Les Fées Hilares, dans leur infinie bienveillance, proposent tout de même quelques aménagements du jeu, afin de simplifier – mais surtout de complexifier – les parties. Elles proposent évidemment d’adapter la taille du plateau à l’âge des joueurs, de proposer plus ou moins de cartes en jeu (pour compliquer la vie de l’auditeur, mais aussi de mélanger les univers (les cartes le permettentes grâce à un astucieux système de chapitrage). Quelle sera la réaction d’un explorateur devant le chevalier qui protège le Graal… en culotte.

On ne peut qu’espérer voir arriver d’autres decks de cartes avec de nouvelles possibilités (SF, super héros, sport…) à la manière de Story Cubes.

L’avis de Plateau Marmots

Au final, Team Story est un titre rafraîchissant qui s’appuie sur de l’invention d’histoires pour reconnaître et restituer une séquence de cartes. Un jeu qui s’inscrit donc entre coopération, narration et mémoire, servi par une direction artistique particulièrement inspirée. Pour autant le jeu n’est pas totalement exempt de défauts, notamment par son approche compétitive et son scoring laborieux, qui sabote parfois sa propre philosophie.
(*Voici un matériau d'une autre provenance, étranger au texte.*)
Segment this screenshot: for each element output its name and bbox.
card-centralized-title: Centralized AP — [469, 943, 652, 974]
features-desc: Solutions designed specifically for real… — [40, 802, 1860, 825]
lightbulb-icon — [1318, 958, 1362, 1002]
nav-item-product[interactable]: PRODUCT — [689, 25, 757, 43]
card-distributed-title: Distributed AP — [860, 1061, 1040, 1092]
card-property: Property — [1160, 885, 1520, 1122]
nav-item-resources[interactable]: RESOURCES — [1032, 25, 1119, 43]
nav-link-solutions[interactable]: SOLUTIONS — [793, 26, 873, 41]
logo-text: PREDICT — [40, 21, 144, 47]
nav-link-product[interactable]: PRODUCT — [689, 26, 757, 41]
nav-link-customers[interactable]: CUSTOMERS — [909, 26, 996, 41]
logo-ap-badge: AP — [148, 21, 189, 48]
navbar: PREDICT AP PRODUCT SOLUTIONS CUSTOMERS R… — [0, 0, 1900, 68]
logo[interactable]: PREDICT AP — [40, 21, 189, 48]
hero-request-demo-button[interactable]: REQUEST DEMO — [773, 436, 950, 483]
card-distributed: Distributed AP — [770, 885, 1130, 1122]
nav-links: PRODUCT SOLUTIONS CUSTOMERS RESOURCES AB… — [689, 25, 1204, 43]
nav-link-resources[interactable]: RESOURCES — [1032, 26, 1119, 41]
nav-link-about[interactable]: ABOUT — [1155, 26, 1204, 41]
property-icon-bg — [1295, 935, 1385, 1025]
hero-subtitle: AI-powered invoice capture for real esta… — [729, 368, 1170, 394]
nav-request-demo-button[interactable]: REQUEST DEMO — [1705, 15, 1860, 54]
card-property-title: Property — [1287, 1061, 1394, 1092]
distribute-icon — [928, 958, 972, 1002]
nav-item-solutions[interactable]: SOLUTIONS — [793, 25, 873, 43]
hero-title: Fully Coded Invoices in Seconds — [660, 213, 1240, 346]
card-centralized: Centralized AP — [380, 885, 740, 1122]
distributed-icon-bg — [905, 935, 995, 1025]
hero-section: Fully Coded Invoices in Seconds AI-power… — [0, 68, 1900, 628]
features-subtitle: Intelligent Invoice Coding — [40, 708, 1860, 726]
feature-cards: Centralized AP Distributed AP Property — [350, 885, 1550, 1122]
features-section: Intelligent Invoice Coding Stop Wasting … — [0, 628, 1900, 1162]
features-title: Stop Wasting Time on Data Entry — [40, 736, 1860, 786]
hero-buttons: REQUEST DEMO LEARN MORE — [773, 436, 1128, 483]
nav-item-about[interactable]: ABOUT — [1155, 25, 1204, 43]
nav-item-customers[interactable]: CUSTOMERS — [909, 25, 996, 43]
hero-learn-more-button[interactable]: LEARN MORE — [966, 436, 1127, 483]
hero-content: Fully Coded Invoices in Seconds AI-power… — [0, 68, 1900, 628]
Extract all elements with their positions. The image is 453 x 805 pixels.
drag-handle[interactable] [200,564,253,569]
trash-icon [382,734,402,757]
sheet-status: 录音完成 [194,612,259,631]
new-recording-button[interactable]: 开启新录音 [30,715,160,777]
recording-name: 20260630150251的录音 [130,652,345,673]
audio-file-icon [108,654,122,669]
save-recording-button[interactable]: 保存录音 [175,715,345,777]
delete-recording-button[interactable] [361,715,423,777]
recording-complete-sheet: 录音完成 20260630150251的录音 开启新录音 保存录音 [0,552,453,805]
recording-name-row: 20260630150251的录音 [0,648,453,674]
Mais peu importe au final, car Team Story a surtout la bonne idée d’être avant tout un jeu dont vous pouvez faire ce que vous voulez. Vous pouvez le prendre tel quel pour y découvrir un jeu de mémoire réussi, qui viendra douloureusement titiller votre manque de phosphore quand vous vous amuserez à mettre un plateau de jeu en 10 cases, ou faire totale abstraction du score pour inventer vos propres règles narratives. Les illustrations permettent de se projeter dans de délicieux univers tantôt héroïques, tantôt burlesques, que les enfants ne manqueront pas d’adorer. Mais on ne pourra s’empêcher de penser que le jeu pouvait aller beaucoup plus loin en mettant davantage le curseur sur l’imaginaire que sur la mémoire, et en simplifiant son carnet de score, finalement assez peu adapté aux marmots de 5-6 ans. Team Story est donc un jeu à jouer, mais surtout à adapter selon vos envies, afin de ressentir le plaisir simple d’écouter vos marmots se perdre dans d’innombrables histoires.

On aime

  • Une idée originale
  • Un jeu narratif plutôt malin
  • Le respect de la parole des autres valorisé
  • Un direction artistique irréprochable
  • Plein de possibilités de jeux
  • Les histoires des marmots

On aime moins

  • Un carnet de score indigeste
  • Peu jouable sans plusieurs “grands” pour gérer le scoring
  • La mémoire valorisée sur l’imagination, bof

Le trouver

Fiche Technique

Team Story

  • Un jeu des Fées Hilares
  • Illustré par Chiara Galletti
  • Pour 2 à 7 joueurs
  • A partir de 5 ans (mais plutôt 7 ans en autonomie).